On this page you will find a short summary of what ended up being a very long Master's thesis.
An even shorter summary is this:
A vibrant neighbourhood is diverse and integrated.
In Winter & Spring of 2023 I had the pleasure of researching and writing my Master's thesis at Umeå University in Sweden. I chose to write about vibrant public spaces. I did a rather large literature and historical review on the subject. Using this, I developed an analytical framework for analyzing what factors contribute or hinder how vibrant a neighbourhood is, and applied that framework to several neighbourhoods in Umeå. 
The primary method used was direct observation (i.e watching, listening, note taking). To aid in the discussion, I took many many photos of Umeå's vibrant (and less vibrant) public spaces.
A vibrant place is abundant in energy and life.
This vibrant energy comes from the presence of a great diversity of people performing a great diversity of activities. Vibrancy is an atmosphere we can intuitively feel in certain public spaces, and likewise we intuitively feel when a place is dead.
There are 6 key ways in which the built environment influences vibrancy. In order of importance, they are: land use, pedestrian orientation, quantity & quality of public space, aesthetics & architecture, landmarks & legibility, and the sensory environment.
Diversity and integration are critical to building vibrant places.
Similar to Alexander's Pattern Languages (1979), diversity & integration can be viewed as fractal. These two components apply at all scales and in all contexts. For example, land use should be diverse and integrated. This means a vibrant neighbourhood should host places of learning, work, living, shopping, playing, etc. Likewise, the hours at which these places operate should be diverse. Furthermore, there should be comfortable pedestrian connections between these diverse land uses (i.e integrated), so that people can flow at ease from one use to another.

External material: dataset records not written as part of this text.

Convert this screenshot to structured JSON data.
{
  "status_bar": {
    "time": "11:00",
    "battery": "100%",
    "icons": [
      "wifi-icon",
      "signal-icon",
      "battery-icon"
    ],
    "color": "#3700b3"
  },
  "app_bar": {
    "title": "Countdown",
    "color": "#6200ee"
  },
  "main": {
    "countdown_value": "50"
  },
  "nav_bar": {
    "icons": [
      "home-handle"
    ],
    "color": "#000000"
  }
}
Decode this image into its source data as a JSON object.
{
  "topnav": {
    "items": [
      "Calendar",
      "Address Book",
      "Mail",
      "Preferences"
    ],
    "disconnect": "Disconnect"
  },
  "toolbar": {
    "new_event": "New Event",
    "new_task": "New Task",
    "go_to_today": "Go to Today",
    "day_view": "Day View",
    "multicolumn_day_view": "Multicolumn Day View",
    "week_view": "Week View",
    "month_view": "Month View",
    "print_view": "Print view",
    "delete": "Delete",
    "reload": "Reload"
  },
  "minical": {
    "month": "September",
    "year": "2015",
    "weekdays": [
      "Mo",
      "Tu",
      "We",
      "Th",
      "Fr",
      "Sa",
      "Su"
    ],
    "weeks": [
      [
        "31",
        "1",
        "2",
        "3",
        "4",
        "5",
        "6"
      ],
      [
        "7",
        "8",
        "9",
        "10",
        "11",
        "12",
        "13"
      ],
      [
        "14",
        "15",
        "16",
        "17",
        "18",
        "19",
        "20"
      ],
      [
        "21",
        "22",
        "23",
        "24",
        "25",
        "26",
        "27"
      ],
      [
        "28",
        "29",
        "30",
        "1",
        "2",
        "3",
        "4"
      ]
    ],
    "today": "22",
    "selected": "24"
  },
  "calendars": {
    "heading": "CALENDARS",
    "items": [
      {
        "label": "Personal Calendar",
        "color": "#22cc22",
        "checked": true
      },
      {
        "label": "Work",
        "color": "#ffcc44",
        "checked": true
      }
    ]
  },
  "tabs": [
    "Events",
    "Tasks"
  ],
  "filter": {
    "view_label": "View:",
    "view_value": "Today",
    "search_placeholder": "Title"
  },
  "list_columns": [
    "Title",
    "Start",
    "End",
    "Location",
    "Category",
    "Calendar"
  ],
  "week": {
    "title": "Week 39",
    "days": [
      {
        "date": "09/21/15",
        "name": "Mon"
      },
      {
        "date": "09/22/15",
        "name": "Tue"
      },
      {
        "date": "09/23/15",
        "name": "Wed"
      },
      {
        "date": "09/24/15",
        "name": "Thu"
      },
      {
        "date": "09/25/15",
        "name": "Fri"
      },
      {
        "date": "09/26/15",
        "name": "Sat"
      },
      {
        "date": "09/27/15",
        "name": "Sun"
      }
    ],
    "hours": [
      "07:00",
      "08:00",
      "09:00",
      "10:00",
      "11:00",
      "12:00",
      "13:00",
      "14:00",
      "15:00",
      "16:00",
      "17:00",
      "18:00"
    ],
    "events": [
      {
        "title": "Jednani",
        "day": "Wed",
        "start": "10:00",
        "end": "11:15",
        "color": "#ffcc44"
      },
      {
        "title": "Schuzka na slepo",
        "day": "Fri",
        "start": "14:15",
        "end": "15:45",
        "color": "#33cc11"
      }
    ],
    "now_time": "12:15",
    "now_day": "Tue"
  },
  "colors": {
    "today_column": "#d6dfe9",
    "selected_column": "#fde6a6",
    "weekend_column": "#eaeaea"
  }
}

Mono-functional suburbs limit public life.
Umeå’s post-war neighbourhoods align closely with the global Modernist trends of the 1950s-80s. They are neither diverse nor integrated: they are instead mass produced and mono-functional neighbourhoods. Because of this, they host little public life. These neighbourhoods are composed of public spaces which, in ideal weather, facilitate a great deal of leisure activity, but not much else. For example, people will sit to enjoy the sunshine or an ice cream, but that is a single instrument in what could otherwise be an orchestra. By allowing for more diverse land uses and institutions which stay open at a wider variety of times (especially later into the night), public life in Umeå’s suburban neighbourhoods can become more lively.
Umeå’s city centre is diverse, integrated, and extremely vibrant.
The city centre exemplifies the principles of diversity & integration. It has a great diversity: there diverse options to sit, places to play, places to work, to eat, to talk, to walk, or to do nothing. This diversity is lies within a significant pedestrian area which comfortably integrates this diversity. One can flow from one activity to another without barriers. 
As an example, imagine you bike to the city centre to do some shopping. As you park your bike, a friend who is on their lunch break at a nearby restaurant patio waves to say hi. You walk over to the shop, passing a group of playing children playing. As you leave the shop, you take note of the sunshine and atmosphere around you, and decide to stop for a quick coffee. Your sibling lives nearby, so you give them a call to join you. As you sit at the cafe, you enjoy an age old human activity: people watching. You watch as office workers return to their offices, lunch breaks over. People come and go from the library, and some dogs stop briefly to smell each other.
Importantly, you're not the only person engaging in this age old human activity. All the activity generated from the necessary activities encourage activity for more optional and social activities, like sunbathing and people watching. Jan Gehl puts it best, "something happens because something happens because something happens".